James Harvey does such a good job dissecting this film in his magisterial Romantic Comedy in Hollywood, I find I have little else to say. Basically, he points out the film’s prevalent gloominess — a happy ending is finally procured by way of the suicide of a minor character. It’s a screwball comedy with only ten minutes of screwiness, and less comedy.

But I do want mention the presence of Glenn Anders, immortal for his oleaginous twitching in LADY FROM SHANGHAI. He does a similar act in Losey’s M. But here, the younger, slimmer, less sweaty Anders sometimes looks conventionally handsome, except when he doesn’t, when he looks just as hideous as he did for Welles, and it’s that impression that haunts his performance. He found his niche later.

Nancy Carroll is the leading lady, but the film only comes to life when Fredric March barges into it. This wasn’t always the case for Fred — sometimes, in his later, patrician roles, he’s very far from being the life and soul of the party, but here he shakes things up whenever he appears, acting faster, lighter and more natural than everyone else put together, if you could put them together, and why would you want to? Director Harry d’Abbadie d’Arrast evidently thought it was a good idea, since he did it, in this film.

For the woman, the kiss! For the man, the sword!

Posted in FILM with tags , , , , , , , , , , , , on May 13, 2017 by dcairns

THE AFFAIRS OF CELLINI is a very odd affair. It’s a Gregory La Cava pre-code, or thereabouts (1934, so on the cusp). The opening titles give us the sense it’s going to be a rip-roaring historical melodrama, but it’s much stranger than that — it’s a broad farce whose main jokes are about torture, murder and mutilation or the threat thereof. It stars two actors who worked well for La Cava in more conducive material, arch-ditherer Frank Morgan (THE HALF-NAKED TRUTH) and Constance Bennett (BED OF ROSES) plus a third, Fredric March, who one doesn’t associate with this sort of material at all. Wait, WHAT sort of material? The murder, torture and mutilation farce genre?

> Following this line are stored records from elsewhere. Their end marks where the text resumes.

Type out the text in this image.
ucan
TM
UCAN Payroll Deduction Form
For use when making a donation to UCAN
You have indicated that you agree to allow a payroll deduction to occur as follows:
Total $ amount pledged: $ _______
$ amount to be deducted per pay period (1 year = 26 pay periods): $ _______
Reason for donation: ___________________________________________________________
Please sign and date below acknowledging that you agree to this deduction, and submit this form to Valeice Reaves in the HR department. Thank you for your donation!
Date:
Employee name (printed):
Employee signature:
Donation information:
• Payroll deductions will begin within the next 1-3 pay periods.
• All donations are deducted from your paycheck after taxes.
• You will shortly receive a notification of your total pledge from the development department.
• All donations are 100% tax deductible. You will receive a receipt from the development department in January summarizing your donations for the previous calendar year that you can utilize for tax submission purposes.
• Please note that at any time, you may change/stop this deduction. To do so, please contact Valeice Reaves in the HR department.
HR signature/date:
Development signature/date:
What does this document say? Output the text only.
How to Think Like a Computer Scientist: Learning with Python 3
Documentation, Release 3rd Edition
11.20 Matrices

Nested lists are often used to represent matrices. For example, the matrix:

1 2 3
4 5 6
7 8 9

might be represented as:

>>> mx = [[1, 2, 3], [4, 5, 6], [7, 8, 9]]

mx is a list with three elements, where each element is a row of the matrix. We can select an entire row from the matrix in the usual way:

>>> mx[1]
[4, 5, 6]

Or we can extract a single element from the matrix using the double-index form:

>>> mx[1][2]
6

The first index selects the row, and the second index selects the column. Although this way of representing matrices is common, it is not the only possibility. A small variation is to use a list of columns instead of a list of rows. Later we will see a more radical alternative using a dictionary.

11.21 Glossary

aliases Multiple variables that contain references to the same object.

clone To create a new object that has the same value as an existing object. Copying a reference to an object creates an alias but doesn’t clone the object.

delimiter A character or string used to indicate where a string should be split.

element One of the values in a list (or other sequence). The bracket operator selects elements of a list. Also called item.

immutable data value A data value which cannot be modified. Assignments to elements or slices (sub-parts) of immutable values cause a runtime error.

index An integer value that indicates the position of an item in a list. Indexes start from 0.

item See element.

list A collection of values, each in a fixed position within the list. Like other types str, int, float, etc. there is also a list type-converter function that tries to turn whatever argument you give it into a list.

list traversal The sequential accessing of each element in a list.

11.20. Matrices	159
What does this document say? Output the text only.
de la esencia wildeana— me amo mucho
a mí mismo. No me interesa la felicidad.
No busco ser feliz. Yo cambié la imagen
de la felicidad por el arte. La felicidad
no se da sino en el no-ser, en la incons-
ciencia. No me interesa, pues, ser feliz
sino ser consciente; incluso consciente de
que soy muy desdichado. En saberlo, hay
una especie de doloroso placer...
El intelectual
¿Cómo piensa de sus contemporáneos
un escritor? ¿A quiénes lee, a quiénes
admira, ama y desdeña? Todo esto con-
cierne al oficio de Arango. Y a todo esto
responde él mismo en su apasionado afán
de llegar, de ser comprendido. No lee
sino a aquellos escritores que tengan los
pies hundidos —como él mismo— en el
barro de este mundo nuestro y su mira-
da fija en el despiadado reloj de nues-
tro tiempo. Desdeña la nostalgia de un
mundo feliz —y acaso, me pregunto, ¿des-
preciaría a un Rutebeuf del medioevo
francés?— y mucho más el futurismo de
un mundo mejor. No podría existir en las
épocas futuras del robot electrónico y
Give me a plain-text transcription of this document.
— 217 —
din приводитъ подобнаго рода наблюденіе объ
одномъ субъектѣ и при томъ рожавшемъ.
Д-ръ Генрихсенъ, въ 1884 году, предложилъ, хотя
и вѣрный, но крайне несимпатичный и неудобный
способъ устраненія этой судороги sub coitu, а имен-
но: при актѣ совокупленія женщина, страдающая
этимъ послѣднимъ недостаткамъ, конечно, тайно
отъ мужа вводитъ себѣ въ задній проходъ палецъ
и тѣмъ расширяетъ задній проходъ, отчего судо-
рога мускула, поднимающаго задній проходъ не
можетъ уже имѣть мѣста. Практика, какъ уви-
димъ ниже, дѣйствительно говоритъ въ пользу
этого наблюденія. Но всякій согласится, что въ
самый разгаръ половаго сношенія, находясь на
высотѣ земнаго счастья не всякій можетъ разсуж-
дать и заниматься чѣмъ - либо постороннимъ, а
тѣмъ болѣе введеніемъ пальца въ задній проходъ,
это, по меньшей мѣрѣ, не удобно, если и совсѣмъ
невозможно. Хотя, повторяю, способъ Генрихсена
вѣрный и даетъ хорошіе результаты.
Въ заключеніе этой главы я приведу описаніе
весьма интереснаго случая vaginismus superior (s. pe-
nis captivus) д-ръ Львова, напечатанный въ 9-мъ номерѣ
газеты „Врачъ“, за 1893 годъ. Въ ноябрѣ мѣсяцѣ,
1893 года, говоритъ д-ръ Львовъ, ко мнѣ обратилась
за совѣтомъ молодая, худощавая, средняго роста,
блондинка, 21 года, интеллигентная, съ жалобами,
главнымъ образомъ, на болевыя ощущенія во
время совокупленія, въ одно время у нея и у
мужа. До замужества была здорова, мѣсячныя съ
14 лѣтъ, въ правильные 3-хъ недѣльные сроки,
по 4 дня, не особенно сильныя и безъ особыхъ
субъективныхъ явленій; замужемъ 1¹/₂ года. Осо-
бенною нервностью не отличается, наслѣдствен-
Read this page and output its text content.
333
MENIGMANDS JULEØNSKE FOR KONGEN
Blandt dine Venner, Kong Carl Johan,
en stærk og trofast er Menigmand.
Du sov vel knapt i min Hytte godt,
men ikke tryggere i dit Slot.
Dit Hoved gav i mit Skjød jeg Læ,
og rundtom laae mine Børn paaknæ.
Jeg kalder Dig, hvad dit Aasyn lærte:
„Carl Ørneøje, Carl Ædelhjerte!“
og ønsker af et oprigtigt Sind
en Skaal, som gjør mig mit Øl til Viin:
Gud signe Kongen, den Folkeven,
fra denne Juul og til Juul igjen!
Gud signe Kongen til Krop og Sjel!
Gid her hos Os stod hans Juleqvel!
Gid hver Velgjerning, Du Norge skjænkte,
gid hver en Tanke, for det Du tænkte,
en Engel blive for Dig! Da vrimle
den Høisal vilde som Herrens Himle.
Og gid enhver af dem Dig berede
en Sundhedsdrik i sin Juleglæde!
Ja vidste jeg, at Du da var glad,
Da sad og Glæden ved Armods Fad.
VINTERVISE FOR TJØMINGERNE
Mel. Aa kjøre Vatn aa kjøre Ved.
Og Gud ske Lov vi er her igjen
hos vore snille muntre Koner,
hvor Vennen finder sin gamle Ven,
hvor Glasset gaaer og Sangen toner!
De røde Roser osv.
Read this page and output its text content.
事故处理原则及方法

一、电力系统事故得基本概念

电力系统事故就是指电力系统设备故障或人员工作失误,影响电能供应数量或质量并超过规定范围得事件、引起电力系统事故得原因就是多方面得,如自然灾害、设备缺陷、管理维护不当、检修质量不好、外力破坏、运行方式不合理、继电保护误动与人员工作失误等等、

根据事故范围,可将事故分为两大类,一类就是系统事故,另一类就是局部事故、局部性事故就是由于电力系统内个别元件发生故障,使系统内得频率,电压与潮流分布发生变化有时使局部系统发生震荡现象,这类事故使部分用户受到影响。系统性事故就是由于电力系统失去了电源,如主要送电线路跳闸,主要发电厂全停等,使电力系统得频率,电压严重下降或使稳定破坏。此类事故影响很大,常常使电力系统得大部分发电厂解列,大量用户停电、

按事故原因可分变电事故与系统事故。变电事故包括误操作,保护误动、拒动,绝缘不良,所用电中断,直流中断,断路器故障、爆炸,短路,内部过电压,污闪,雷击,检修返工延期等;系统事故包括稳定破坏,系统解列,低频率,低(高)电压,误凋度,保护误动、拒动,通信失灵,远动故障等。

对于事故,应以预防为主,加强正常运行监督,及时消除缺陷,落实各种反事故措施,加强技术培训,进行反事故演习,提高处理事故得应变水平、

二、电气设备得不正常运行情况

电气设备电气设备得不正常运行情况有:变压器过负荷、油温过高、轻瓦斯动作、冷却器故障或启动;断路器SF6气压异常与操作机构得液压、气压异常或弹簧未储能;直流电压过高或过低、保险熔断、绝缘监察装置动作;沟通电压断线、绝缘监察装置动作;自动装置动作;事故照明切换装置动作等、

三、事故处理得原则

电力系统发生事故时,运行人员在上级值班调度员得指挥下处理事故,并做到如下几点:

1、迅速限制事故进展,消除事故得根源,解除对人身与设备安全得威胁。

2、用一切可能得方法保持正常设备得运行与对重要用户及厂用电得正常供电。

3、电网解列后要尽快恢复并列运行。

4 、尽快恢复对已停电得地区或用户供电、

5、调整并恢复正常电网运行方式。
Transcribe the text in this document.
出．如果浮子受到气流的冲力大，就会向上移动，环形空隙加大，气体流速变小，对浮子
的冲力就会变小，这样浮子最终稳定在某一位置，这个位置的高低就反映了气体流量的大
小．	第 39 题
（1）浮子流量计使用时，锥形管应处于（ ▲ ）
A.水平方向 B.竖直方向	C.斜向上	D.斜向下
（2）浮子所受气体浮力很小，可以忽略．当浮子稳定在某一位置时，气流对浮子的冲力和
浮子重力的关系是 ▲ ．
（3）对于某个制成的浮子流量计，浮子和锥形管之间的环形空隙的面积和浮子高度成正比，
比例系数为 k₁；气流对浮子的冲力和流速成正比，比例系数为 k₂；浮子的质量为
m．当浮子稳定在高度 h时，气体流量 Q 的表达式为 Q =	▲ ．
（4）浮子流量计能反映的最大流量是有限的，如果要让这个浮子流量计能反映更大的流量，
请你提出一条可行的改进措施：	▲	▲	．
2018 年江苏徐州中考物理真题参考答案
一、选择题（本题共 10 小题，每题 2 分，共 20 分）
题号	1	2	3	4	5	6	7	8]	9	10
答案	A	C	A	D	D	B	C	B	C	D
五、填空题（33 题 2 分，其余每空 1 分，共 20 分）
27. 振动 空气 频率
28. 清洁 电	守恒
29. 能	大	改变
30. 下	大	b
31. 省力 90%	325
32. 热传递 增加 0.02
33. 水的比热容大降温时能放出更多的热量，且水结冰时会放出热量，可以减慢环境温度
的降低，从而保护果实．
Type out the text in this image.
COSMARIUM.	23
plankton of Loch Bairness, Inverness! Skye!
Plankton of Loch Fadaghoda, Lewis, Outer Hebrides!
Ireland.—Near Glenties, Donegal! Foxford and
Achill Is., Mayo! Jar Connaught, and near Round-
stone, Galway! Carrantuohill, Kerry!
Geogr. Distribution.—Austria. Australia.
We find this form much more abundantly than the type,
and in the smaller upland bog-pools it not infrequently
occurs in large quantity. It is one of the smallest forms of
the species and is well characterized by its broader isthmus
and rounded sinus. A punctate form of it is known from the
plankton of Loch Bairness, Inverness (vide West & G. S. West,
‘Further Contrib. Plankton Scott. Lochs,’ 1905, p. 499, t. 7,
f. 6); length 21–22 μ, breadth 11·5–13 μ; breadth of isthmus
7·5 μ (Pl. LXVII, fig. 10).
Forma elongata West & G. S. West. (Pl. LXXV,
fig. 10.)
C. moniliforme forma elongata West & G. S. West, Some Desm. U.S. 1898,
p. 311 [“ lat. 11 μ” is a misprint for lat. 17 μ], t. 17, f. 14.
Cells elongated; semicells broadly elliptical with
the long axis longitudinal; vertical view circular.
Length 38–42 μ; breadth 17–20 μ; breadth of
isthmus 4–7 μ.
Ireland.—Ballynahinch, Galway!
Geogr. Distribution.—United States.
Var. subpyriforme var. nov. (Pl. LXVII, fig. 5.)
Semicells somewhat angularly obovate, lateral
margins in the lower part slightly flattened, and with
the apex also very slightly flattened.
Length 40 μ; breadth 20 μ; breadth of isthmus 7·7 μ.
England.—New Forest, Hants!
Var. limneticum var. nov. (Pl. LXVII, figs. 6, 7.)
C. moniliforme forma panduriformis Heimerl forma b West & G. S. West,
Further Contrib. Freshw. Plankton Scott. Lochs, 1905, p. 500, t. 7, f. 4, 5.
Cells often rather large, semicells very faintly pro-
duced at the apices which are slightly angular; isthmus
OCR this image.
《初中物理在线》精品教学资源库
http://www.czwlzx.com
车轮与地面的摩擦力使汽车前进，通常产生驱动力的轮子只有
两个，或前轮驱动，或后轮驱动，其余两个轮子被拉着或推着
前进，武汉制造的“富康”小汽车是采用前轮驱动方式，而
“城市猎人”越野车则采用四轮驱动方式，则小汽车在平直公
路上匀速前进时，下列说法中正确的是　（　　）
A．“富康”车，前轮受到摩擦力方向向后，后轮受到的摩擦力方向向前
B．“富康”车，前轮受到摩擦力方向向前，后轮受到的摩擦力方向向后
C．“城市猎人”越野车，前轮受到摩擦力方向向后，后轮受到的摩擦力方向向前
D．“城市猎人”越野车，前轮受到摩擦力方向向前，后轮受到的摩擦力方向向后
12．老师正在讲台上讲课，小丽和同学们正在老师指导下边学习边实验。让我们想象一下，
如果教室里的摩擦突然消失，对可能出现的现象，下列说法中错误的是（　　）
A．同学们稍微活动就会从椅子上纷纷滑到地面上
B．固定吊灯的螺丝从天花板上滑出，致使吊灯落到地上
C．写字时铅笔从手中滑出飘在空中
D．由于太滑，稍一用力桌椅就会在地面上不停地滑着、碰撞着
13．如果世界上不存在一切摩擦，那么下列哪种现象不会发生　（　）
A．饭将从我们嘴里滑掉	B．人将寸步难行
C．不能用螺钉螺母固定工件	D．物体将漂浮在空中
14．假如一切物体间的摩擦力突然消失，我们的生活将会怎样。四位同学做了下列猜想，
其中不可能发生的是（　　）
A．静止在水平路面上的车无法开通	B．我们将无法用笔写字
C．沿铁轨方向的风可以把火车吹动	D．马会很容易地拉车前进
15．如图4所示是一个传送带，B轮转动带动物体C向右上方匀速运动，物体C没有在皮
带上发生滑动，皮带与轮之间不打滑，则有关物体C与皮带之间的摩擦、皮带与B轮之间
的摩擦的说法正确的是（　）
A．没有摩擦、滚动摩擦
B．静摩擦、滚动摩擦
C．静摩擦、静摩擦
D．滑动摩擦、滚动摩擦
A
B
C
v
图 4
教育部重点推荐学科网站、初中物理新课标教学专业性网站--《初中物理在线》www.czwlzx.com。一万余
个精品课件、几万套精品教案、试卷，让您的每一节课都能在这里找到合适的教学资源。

It’s a Fox picture, under Zanuck, and it makes sense to consider it as a similar kind of thing to that indefensible, stomach-turning “romp” THE BOWERY, only projected further back into the past. Portraying terrible historical events “light-heartedly” — with no moral attitude whatsoever, no matter how ghastly things get. As when Morgan, wooing artist’s model Fay Wray, tells her not to worry about the servants overhearing as he’s had them all deafened so he can enjoy privacy and service at the same time.

La Cava certainly had a dark sense of humour and willingness to disquieten his audience — the horrible ending of THE HALF-NAKED TRUTH proves that (Lee Tracy slowly makes a fist at a terrified Lupe Velez as the Wedding March plays us out). But Zanuck may be more relevant here, his output at Warners having shown a similarly carnivalesque attitude to social horrors. We can attribute the rambunctious tone of THE BOWERY to director Raoul Walsh (“Walsh’s idea of light comedy is to burn down a whorehouse”) but Zanuck oversaw that one too (and Fay Wray was in both, come to think of it).

Jessie Ralph (DOUBLE WEDDING) plays Wray’s mother, mocked for having whiskers. Louis “the walking fontanelle” Calhern looks suave and saturnine in whiskers of his own. The only sense of the Code coming into effect, amid all the talk of men having hot eggs placed in their armpits, is that nobody ever actually gets laid, not even during the darkened lull betwixt fade-out and fade-in: March and Morgan both chase Wray, Bennett chases March, nobody is sympathetic and there’s no reason to care. But Morgan gets laughs just by breaking off his sentences, and it’s amusing to see Fay play dumb (and brunette!).

Also: ugly at heart, it’s bee-yoo-tee-ful on the surface.